Abstract Background Trypanosomiasis is a highly lethal infectious disease caused by trypanosome, leading to a severe social and economic burden worldwide. Due to the lack of mechanism research, application of the promising nanomaterials and nanotechnologies in treatment of trypanosomiasis is limited. Results Herein, the toxicological effects induced by graphene quantum dots (GQDs) on T. brucei and the underlying mechanism are investigated. First, the biological/cytotoxic effects are evaluated, including endotytosis, cell viability, apoptosis, ROS production and morphological defects of subcellular organelles. Considering the few experimentally-determined 3D structures of T. brucei proteins, next, a computed structure database of T. brucei genome-wide proteins is constructed from I-TASSER, AlphaFold2 and MD simulation. Then, the database is used for docking with GQDs, and two goups of potential target proteins with transporter activity and antioxidant activity are screened out.

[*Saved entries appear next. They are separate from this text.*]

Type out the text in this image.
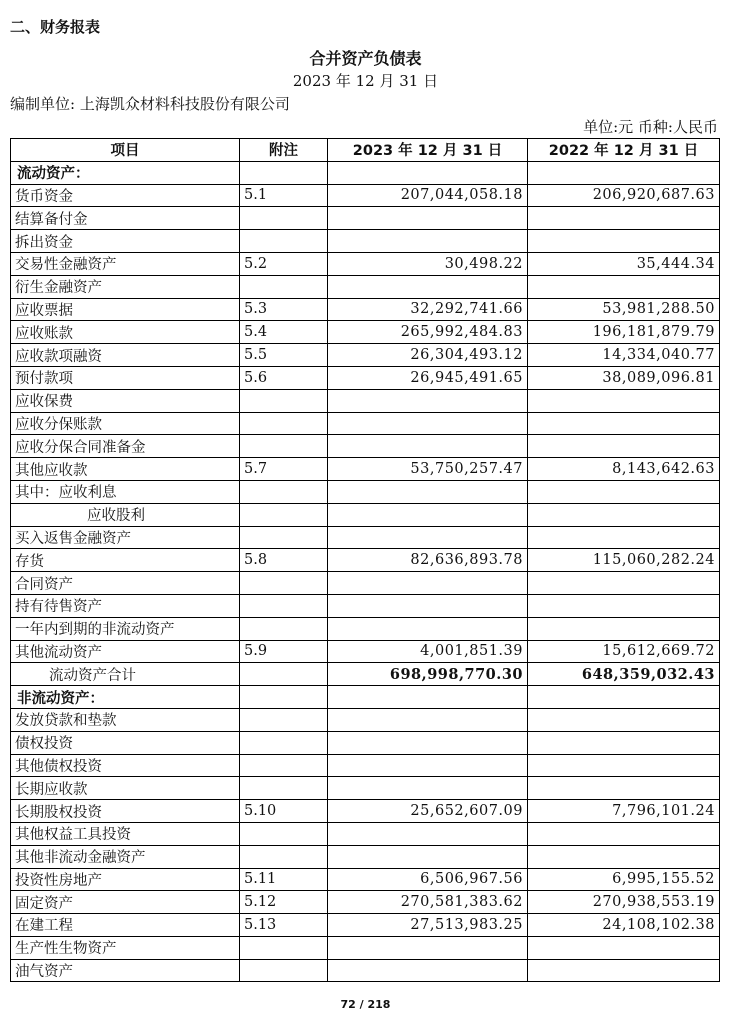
二、财务报表
合并资产负债表
2023 年 12 月 31 日
编制单位: 上海凯众材料科技股份有限公司
单位:元 币种:人民币
项目	附注	2023 年 12 月 31 日	2022 年 12 月 31 日
流动资产：			
货币资金	5.1	207,044,058.18	206,920,687.63
结算备付金			
拆出资金			
交易性金融资产	5.2	30,498.22	35,444.34
衍生金融资产			
应收票据	5.3	32,292,741.66	53,981,288.50
应收账款	5.4	265,992,484.83	196,181,879.79
应收款项融资	5.5	26,304,493.12	14,334,040.77
预付款项	5.6	26,945,491.65	38,089,096.81
应收保费			
应收分保账款			
应收分保合同准备金			
其他应收款	5.7	53,750,257.47	8,143,642.63
其中：应收利息			
应收股利			
买入返售金融资产			
存货	5.8	82,636,893.78	115,060,282.24
合同资产			
持有待售资产			
一年内到期的非流动资产			
其他流动资产	5.9	4,001,851.39	15,612,669.72
流动资产合计		698,998,770.30	648,359,032.43
非流动资产：			
发放贷款和垫款			
债权投资			
其他债权投资			
长期应收款			
长期股权投资	5.10	25,652,607.09	7,796,101.24
其他权益工具投资			
其他非流动金融资产			
投资性房地产	5.11	6,506,967.56	6,995,155.52
固定资产	5.12	270,581,383.62	270,938,553.19
在建工程	5.13	27,513,983.25	24,108,102.38
生产性生物资产			
油气资产			
72 / 218
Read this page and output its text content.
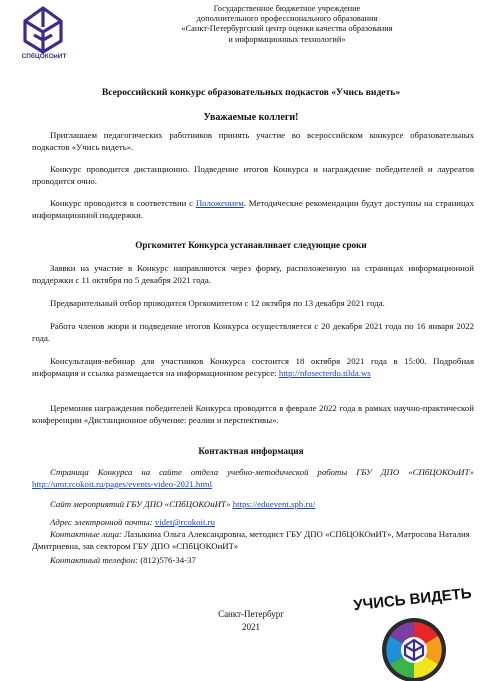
СПбЦОКОиИТ
Государственное бюджетное учреждение
дополнительного профессионального образования
«Санкт-Петербургский центр оценки качества образования
и информационных технологий»
Всероссийский конкурс образовательных подкастов «Учись видеть»
Уважаемые коллеги!
Приглашаем педагогических работников принять участие во всероссийском конкурсе образовательных подкастов «Учись видеть».
Конкурс проводится дистанционно. Подведение итогов Конкурса и награждение победителей и лауреатов проводится очно.
Конкурс проводится в соответствии с Положением. Методические рекомендации будут доступны на страницах информационной поддержки.
Оргкомитет Конкурса устанавливает следующие сроки
Заявки на участие в Конкурс направляются через форму, расположенную на страницах информационной поддержки с 11 октября по 5 декабря 2021 года.
Предварительный отбор проводится Оргкомитетом с 12 октября по 13 декабря 2021 года.
Работа членов жюри и подведение итогов Конкурса осуществляется с 20 декабря 2021 года по 16 января 2022 года.
Консультация-вебинар для участников Конкурса состоится 18 октября 2021 года в 15:00. Подробная информация и ссылка размещается на информационном ресурсе: http://nfosecterdo.tilda.ws
Церемония награждения победителей Конкурса проводится в феврале 2022 года в рамках научно-практической конференции «Дистанционное обучение: реалии и перспективы».
Контактная информация
Страница Конкурса на сайте отдела учебно-методической работы ГБУ ДПО «СПбЦОКОиИТ» http://umr.rcokoit.ru/pages/events-video-2021.html
Сайт мероприятий ГБУ ДПО «СПбЦОКОиИТ» https://eduevent.spb.ru/
Адрес электронной почты: videt@rcokoit.ru
Контактные лица: Лазыкина Ольга Александровна, методист ГБУ ДПО «СПбЦОКОиИТ», Матросова Наталия Дмитриевна, зав сектором ГБУ ДПО «СПбЦОКОиИТ»
Контактный телефон: (812)576-34-37
Санкт-Петербург
2021
УЧИСЬ ВИДЕТЬ
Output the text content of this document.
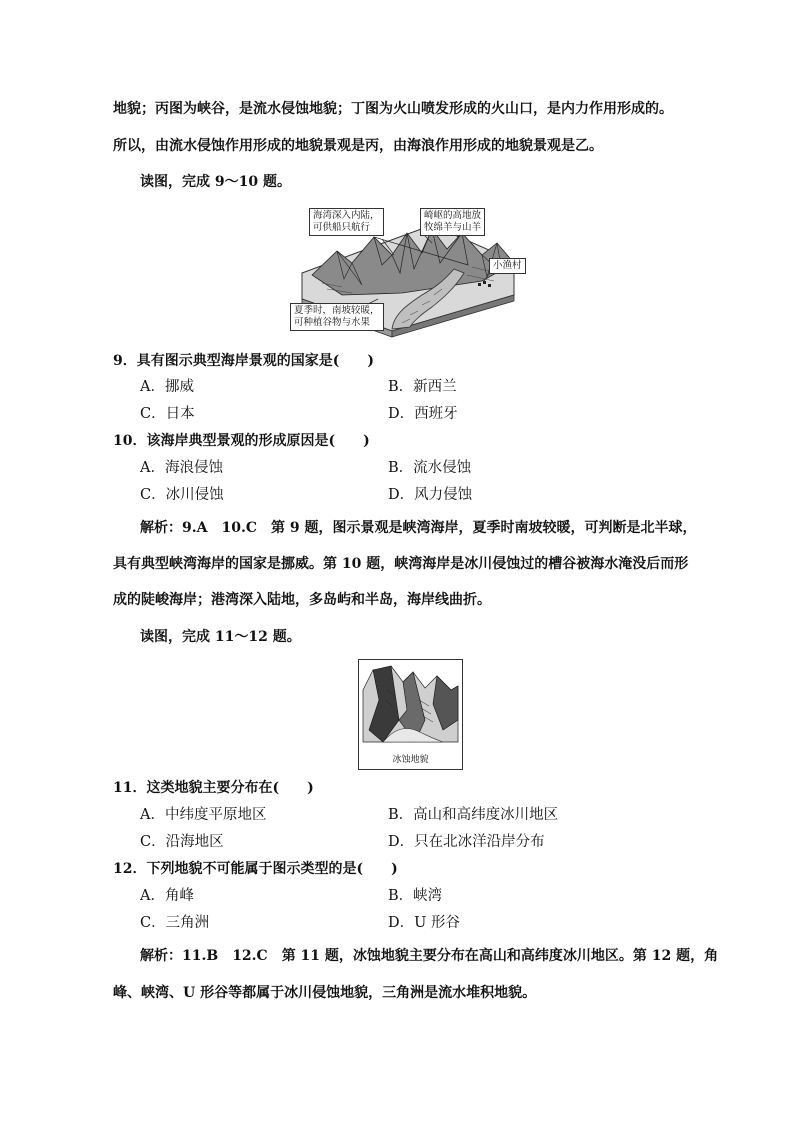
地貌；丙图为峡谷，是流水侵蚀地貌；丁图为火山喷发形成的火山口，是内力作用形成的。
所以，由流水侵蚀作用形成的地貌景观是丙，由海浪作用形成的地貌景观是乙。
读图，完成 9～10 题。
海湾深入内陆，
可供船只航行
崎岖的高地放
牧绵羊与山羊
小渔村
夏季时，南坡较暖，
可种植谷物与水果
9．具有图示典型海岸景观的国家是(　　)
A．挪威	B．新西兰
C．日本	D．西班牙
10．该海岸典型景观的形成原因是(　　)
A．海浪侵蚀	B．流水侵蚀
C．冰川侵蚀	D．风力侵蚀
解析：9.A　10.C　第 9 题，图示景观是峡湾海岸，夏季时南坡较暖，可判断是北半球，
具有典型峡湾海岸的国家是挪威。第 10 题，峡湾海岸是冰川侵蚀过的槽谷被海水淹没后而形
成的陡峻海岸；港湾深入陆地，多岛屿和半岛，海岸线曲折。
读图，完成 11～12 题。
冰蚀地貌
11．这类地貌主要分布在(　　)
A．中纬度平原地区	B．高山和高纬度冰川地区
C．沿海地区	D．只在北冰洋沿岸分布
12．下列地貌不可能属于图示类型的是(　　)
A．角峰	B．峡湾
C．三角洲	D．U 形谷
解析：11.B　12.C　第 11 题，冰蚀地貌主要分布在高山和高纬度冰川地区。第 12 题，角
峰、峡湾、U 形谷等都属于冰川侵蚀地貌，三角洲是流水堆积地貌。
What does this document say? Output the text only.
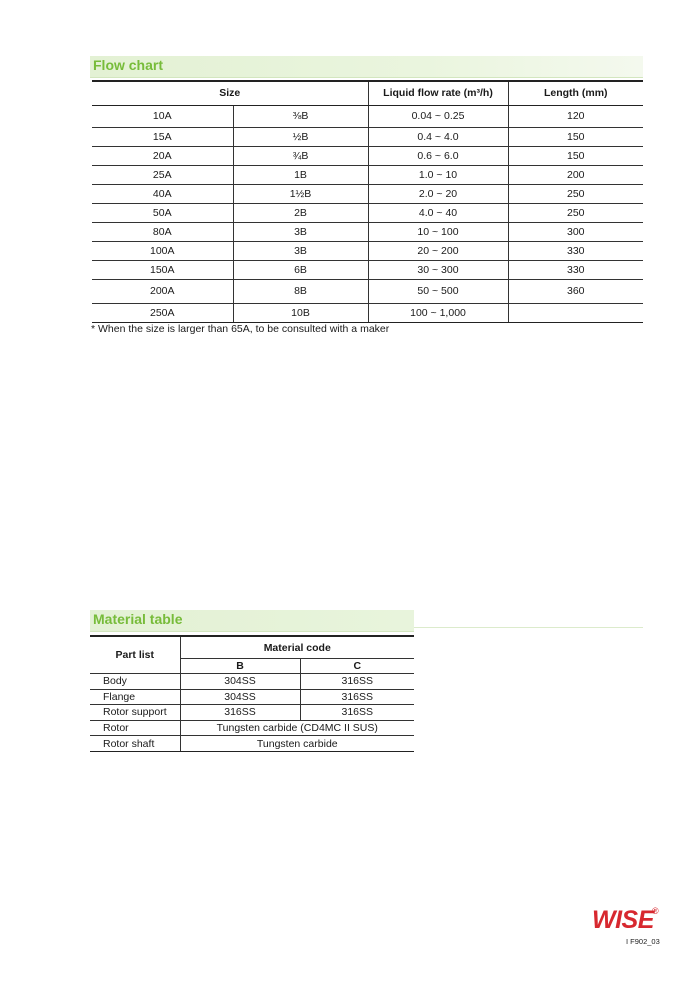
Flow chart
Size		Liquid flow rate (m³/h)	Length (mm)
10A	⅜B	0.04 ~ 0.25	120
15A	½B	0.4 ~ 4.0	150
20A	¾B	0.6 ~ 6.0	150
25A	1B	1.0 ~ 10	200
40A	1½B	2.0 ~ 20	250
50A	2B	4.0 ~ 40	250
80A	3B	10 ~ 100	300
100A	3B	20 ~ 200	330
150A	6B	30 ~ 300	330
200A	8B	50 ~ 500	360
250A	10B	100 ~ 1,000	
* When the size is larger than 65A, to be consulted with a maker
Material table
Part list	Material code	
	B	C
Body	304SS	316SS
Flange	304SS	316SS
Rotor support	316SS	316SS
Rotor	Tungsten carbide (CD4MC II SUS)	
Rotor shaft	Tungsten carbide	
WISE
®
I F902_03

Last, TryR stands out as a vital target due to its high binding energy with GQDs at active site and its key role in the trypanothione-dependent antioxidant network of T. brucei, which is further verified by theoretical (MD simulation) and experimental (BLI, inhibition of enzyme activity) means. Conclusions Evidences from this study suggest that GQD-induced cytotoxicity on T. brucei results from interference of GQDs with the lineage-specific antioxidant network with TryR as a key target. These findings provide theoretical insights into the rational design of nanomedical materials for trypanosomiasis.